Bilgi Teknolojileri ve İletişim Kurumu’nun kararıyla 2 Ağustos’ta sosyal medya platformu Instagram’a erişimin engellenmesi ve sekiz gün boyunca kapalı kalması tartışmalara ve tepkilere neden oldu.
Muhalefet, yasağın Türkiye’nin dünyadaki imajına zarar verdiğini, iktidar ise yasağa ve sansüre karşı olduğunu savundu.
Önceki yıllarda Vikipedi, YouTube ve X gibi platformların yanı sıra bir çok haber sitesine erişim engellenmiş, bunlardan bazılarının yasağı belli bir süre sonra kaldırılmıştı.
Peki, Türkiye’de milyonlarca insanın, özellikle de genç nüfusun kullandığı sosyal medya uygulamaları ve internetteki yasaklar siyasi tercihleri nasıl etkiliyor? Sosyal medya yasakları siyasi hedeflerle ilişkilendirilebilir mi?
Konuya ilişkin VOA Türkçe’nin sorularını yanıtlayan Gaziantep Üniversitesi İletişim Fakültesi Öğretim Üyesi ve Siyasal İletişim Uzmanı Doçent Doktor Süleyman Şahan, kapatmanın sağlıklı bir çözüm olmadığını belirterek, “Önemli olan bu sosyal medya platformalarının ve bunlara bağlı şirketlerin hukuki yapısını kendi ulusal hukuki yapılarımızla uyumlu hale getirerek işlerliğini sağlayabilmektir. Altı çizilmesi gereken bir diğer nokta da gençler ve çocuklar ağırlıklı olmak üzere her düzeyde dijital medya okuryazarlığını geliştirebilmemiz lazım. Bilinçli sosyal medya tüketicileri oluşturmamız gerekiyor” dedi.
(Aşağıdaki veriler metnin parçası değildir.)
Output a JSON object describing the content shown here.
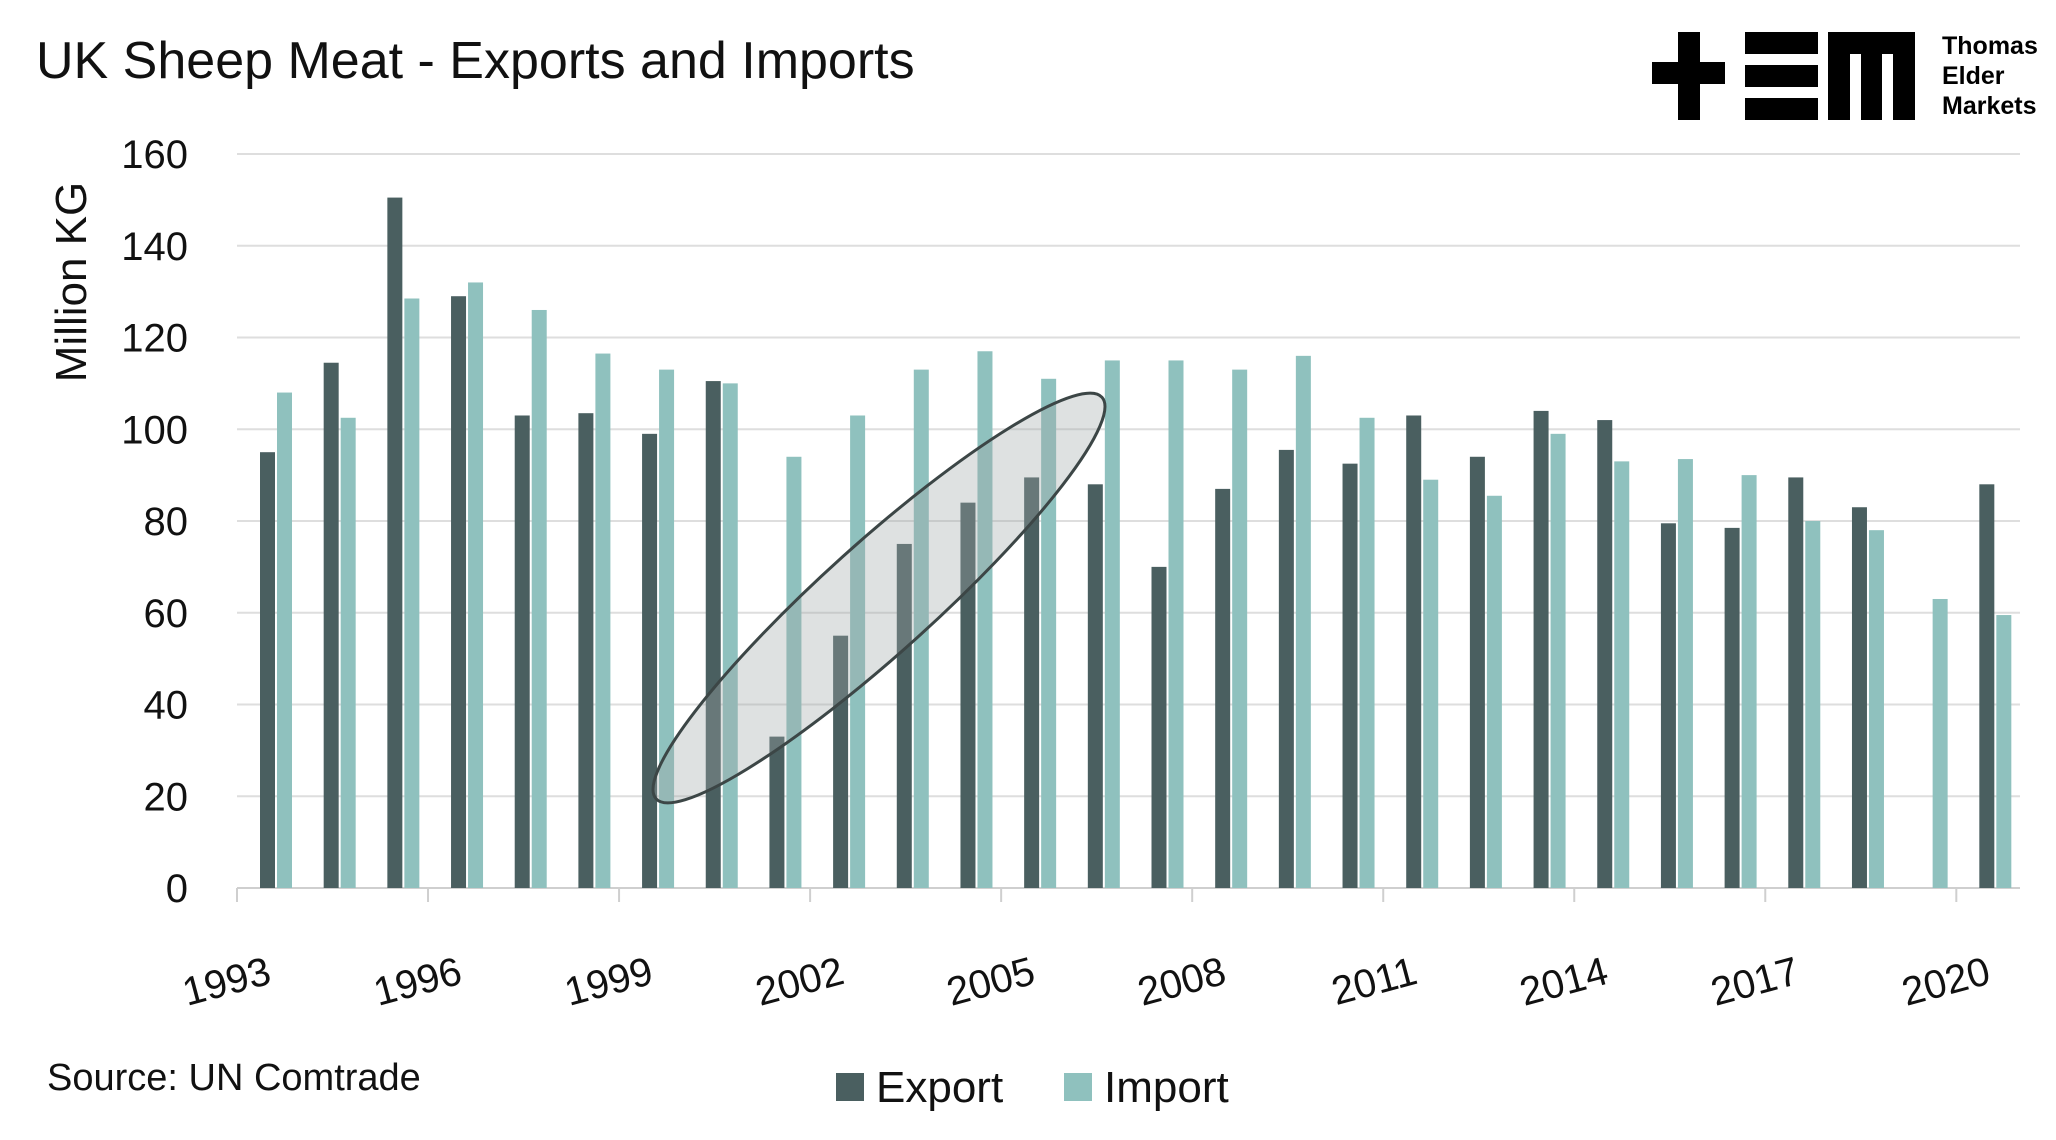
{
  "chart_data": {
    "type": "bar",
    "title": "UK Sheep Meat - Exports and Imports",
    "ylabel": "Million KG",
    "xlabel": "",
    "ylim": [
      0,
      160
    ],
    "yticks": [
      "0",
      "20",
      "40",
      "60",
      "80",
      "100",
      "120",
      "140",
      "160"
    ],
    "grid": true,
    "legend_placement": "bottom",
    "categories": [
      1993,
      1994,
      1995,
      1996,
      1997,
      1998,
      1999,
      2000,
      2001,
      2002,
      2003,
      2004,
      2005,
      2006,
      2007,
      2008,
      2009,
      2010,
      2011,
      2012,
      2013,
      2014,
      2015,
      2016,
      2017,
      2018,
      2019,
      2020
    ],
    "xtick_labels": [
      "1993",
      "1996",
      "1999",
      "2002",
      "2005",
      "2008",
      "2011",
      "2014",
      "2017",
      "2020"
    ],
    "series": [
      {
        "name": "Export",
        "color": "#4a5f60",
        "values": [
          95,
          114.5,
          150.5,
          129,
          103,
          103.5,
          99,
          110.5,
          33,
          55,
          75,
          84,
          89.5,
          88,
          70,
          87,
          95.5,
          92.5,
          103,
          94,
          104,
          102,
          79.5,
          78.5,
          89.5,
          83,
          0,
          88
        ]
      },
      {
        "name": "Import",
        "color": "#8fc1be",
        "values": [
          108,
          102.5,
          128.5,
          132,
          126,
          116.5,
          113,
          110,
          94,
          103,
          113,
          117,
          111,
          115,
          115,
          113,
          116,
          102.5,
          89,
          85.5,
          99,
          93,
          93.5,
          90,
          80,
          78,
          63,
          59.5
        ]
      }
    ],
    "source": "Source: UN Comtrade"
  },
  "logo": {
    "text": "Thomas Elder Markets",
    "lines": [
      "Thomas",
      "Elder",
      "Markets"
    ]
  }
}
“Kısıtlama tepkiye neden olur”
Gençler arasında sosyal medyanın hem siyasal bilgi kaynağı olarak hem de çevresiyle bir etkileşim aracı olarak yoğun bir şekilde kullanıldığını vurgulayan Şahan, bu alandaki kısıtlamanın tepkiye neden olacağını belirtti. Şahan, şöyle konuştu:
“Bunların yanı sıra bir siyasal katılım aracı olarak da kullanılan sosyal medya platformalarında gençlerin önemli bir kısmı bugün baktığımızda herhangi bir siyasi partiye üye olup seçimlerde aktif bir şekilde çalışmaktansa internet ortamında görüş bildirmeyi kendilerine daha yakın bir siyasal katılım aracı olarak görüyorlar. Bu kanallarda yapılabilecek bir kısıtlamanın doğal olarak belirli tepkiler ortaya çıkaracağını rahatlıkla söyleyebiliriz.”
“Sosyal medyayı yok sayarak siyasette başarılı olmak mümkün değil”
Gençlerin önceliklerinin farklı olduğunu söyleyen ve kendilerine en yakın politik aktörü sosyal medya üzerinden tanımaya çalıştıklarına dikkat çeken Doç. Dr. Şahan, “Gençlerle ilgili yapmış olduğumuz çalışmalarda artık karşımızda çok politik tavrı olan insanların olmadığını gördük. Karşı karşıya olduğumuz bu yeni kuşağın daha başka öncelikleri var. Buradaki kişiler günlük yaşamsal faaliyetleri üzerine, beklentilerini karşılayacak bir siyasal aktöre ya da partiye oy vereceklerdir. Zaten bunun için sosyal medya platformalarının dünyadaki siyasi aktörler tarafından nasıl etkili bir şekilde kullanıldığını görebiliyoruz. Çünkü orası bir etkileşim alanı, orayı yok sayarak siyasette başarılı olabilmek mümkün değil. Siyaset sosyal medyada kazanılmaz ama sosyal medya geniş kesimlere ulaşabilmenin en etkili araçlarından biridir” şeklinde konuştu.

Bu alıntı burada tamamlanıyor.